If a plaintiff establishes all the elements of a claim for breach of fiduciary duty, it may seek complete forfeiture of any salary paid by the corporation to its fiduciary during a time when the fiduciary was breaching his duty to the corporation. Levy v. Markal Sales Corp., 643 N.E.2d 1206, 1219 (Ill. App. Ct. 1994). Forfeiture is limited to the time of the wrongdoing. Gross v. Town of Cicero, 619 F.3d 697, 712 (7th Cir. 2010).

Here, with respect to breach, the Court agrees with Defendants' argument that there is no evidence that Defendants breached a duty of loyalty by competing with Plaintiff while still employed by Plaintiff. Defendants did not begin operating their competing business until March 2010, several months after they left employment at Tradesmen. (#62, p. 11, ¶¶ 70-72 (undisputed facts)). However, Defendants Boyer and Walker each sent various e-mails with Plaintiff's confidential business information to themselves and to Defendant Black while still employed by Plaintiff. (#66, ¶¶256-58). These documents included information regarding workers' compensation rates, district manager compensation rates, and marketing materials. This constitutes a breach of their fiduciary duty as employees. Lawlor, 949 N.E.2d at 172.

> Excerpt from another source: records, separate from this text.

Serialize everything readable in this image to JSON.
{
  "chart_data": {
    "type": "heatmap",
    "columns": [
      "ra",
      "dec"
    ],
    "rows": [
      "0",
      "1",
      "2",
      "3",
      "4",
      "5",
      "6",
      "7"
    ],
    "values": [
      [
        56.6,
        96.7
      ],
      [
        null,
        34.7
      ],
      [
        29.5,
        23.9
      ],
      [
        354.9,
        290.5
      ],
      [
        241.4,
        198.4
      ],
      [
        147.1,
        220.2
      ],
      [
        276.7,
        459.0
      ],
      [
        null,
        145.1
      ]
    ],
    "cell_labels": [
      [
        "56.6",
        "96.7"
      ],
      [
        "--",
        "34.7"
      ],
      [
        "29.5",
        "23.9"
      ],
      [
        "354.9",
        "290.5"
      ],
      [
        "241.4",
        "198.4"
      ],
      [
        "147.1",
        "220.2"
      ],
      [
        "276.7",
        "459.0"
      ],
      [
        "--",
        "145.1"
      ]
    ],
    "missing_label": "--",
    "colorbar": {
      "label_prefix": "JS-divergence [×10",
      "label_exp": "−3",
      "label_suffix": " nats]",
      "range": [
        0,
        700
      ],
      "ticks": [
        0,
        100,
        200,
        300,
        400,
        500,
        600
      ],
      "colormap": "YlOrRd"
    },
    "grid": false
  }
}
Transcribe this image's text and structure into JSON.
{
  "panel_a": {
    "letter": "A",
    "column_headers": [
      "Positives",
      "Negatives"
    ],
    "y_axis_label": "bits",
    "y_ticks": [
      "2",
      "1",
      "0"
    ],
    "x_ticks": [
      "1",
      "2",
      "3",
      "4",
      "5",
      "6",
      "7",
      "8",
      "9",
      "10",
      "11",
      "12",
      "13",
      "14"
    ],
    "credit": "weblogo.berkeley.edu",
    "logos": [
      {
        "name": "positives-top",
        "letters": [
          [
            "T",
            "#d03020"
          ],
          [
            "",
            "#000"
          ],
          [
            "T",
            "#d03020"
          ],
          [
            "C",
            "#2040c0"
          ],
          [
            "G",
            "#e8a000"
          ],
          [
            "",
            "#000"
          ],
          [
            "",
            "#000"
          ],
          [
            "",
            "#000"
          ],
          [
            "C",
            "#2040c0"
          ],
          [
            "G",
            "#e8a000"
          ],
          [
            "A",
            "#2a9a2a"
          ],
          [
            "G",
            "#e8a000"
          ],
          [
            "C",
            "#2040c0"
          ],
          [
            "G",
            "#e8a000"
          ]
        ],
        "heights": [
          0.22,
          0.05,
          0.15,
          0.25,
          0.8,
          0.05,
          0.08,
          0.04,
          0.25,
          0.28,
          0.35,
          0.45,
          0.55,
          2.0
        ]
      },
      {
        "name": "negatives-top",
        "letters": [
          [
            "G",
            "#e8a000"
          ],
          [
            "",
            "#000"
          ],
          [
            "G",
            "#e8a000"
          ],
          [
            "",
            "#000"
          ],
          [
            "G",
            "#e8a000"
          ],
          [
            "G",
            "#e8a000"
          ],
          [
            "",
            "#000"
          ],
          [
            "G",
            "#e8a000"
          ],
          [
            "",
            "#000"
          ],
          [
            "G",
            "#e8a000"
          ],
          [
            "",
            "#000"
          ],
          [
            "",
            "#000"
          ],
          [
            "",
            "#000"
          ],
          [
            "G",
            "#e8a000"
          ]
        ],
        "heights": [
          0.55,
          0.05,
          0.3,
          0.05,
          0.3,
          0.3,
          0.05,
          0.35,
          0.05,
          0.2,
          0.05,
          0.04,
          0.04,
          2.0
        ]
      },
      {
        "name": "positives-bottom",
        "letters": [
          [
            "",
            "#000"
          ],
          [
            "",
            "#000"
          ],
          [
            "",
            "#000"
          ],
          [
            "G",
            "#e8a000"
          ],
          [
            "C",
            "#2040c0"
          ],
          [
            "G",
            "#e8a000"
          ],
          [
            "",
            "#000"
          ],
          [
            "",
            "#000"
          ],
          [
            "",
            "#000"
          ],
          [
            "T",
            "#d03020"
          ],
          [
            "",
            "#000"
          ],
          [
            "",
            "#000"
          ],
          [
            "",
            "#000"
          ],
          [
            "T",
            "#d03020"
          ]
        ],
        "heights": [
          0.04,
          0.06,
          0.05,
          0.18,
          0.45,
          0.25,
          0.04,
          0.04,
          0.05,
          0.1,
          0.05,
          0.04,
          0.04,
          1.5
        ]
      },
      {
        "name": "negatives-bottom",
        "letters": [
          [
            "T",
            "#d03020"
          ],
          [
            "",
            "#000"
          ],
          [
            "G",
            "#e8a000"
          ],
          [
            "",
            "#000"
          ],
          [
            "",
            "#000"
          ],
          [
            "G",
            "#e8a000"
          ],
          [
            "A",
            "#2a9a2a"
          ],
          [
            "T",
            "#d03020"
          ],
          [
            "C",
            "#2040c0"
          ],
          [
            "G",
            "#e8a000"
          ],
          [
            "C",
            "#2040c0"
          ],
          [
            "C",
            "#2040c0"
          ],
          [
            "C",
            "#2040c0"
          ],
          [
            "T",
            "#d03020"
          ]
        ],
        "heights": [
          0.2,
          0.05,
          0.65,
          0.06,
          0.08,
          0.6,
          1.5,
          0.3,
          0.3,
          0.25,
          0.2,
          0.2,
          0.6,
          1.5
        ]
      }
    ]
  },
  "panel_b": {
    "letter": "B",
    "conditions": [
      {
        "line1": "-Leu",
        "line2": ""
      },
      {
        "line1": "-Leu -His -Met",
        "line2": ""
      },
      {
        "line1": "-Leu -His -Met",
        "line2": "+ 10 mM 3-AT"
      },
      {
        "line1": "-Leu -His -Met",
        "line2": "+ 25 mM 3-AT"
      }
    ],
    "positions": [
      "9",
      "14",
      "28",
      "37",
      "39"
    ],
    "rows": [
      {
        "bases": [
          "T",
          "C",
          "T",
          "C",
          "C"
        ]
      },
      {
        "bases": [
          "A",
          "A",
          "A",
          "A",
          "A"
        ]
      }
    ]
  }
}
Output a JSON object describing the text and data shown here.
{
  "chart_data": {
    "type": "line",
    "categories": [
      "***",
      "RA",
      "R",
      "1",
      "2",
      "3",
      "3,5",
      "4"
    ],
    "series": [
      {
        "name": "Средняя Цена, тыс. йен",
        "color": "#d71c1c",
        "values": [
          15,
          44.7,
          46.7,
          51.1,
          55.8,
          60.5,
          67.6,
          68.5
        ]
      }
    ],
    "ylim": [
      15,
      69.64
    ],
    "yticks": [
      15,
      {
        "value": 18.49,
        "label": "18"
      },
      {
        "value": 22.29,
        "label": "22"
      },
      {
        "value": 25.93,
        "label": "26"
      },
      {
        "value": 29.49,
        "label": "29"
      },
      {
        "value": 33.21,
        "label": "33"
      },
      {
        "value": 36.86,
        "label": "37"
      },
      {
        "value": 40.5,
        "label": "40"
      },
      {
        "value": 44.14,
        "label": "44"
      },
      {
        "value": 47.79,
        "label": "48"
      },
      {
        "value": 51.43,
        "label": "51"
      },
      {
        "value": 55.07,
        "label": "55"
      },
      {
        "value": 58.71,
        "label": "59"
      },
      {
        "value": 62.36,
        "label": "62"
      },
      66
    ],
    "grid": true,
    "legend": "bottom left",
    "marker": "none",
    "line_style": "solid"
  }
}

However, Plaintiff has failed to advance any argument establishing that Defendants' breach proximately caused an injury. Plaintiff has a burden to show that Defendants' injurious conduct, namely Defendants' use of confidential information, was a substantial factor contributing to an economic injury to Plaintiff, such as loss of business. The Court acknowledges that it is possible that Defendants' breach did cause an injury, given the circumstances of this case; but, Plaintiff has simply failed to offer argument or evidence establishing these essential elements of a claim for breach of duty of loyalty.

Because this Court finds that Plaintiff has failed to satisfy its burden to prove that it suffered an injury proximately caused by Plaintiff's breach of fiduciary duty, the Court grants Defendants' motion for summary judgment with respect to Count VI.

7. Civil Conspiracy

To succeed in a claim of civil conspiracy under Illinois law, the plaintiff must establish at least one tortious act by one of the alleged co-conspirators in furtherance of the agreement that caused an injury to plaintiff. Borsellino v. Goldman Sachs Group, Inc., 477 F.3d 502, 509 (7th Cir. 2007). Plaintiff has not established tort liability for any of the Defendants for any count. As such, this Court grants Defendants' motion for summary judgment with respect to Count X.

IV. Summary

For the reasons discussed above, this Court hereby GRANTS Defendants' Motion for Summary Judgment (#62) in part and DENIES the motion in part. The Court grants Defendants' motion for summary judgment with respect to all counts, with the exception of Count IV.

Count IV is dismissed as moot. The Clerk of the Court is directed to enter judgment in favor of the moving Defendants and against Plaintiff on Plaintiff's Complaint. Defendant's Motion to Deem Certain Facts Admitted (#79) is denied as MOOT.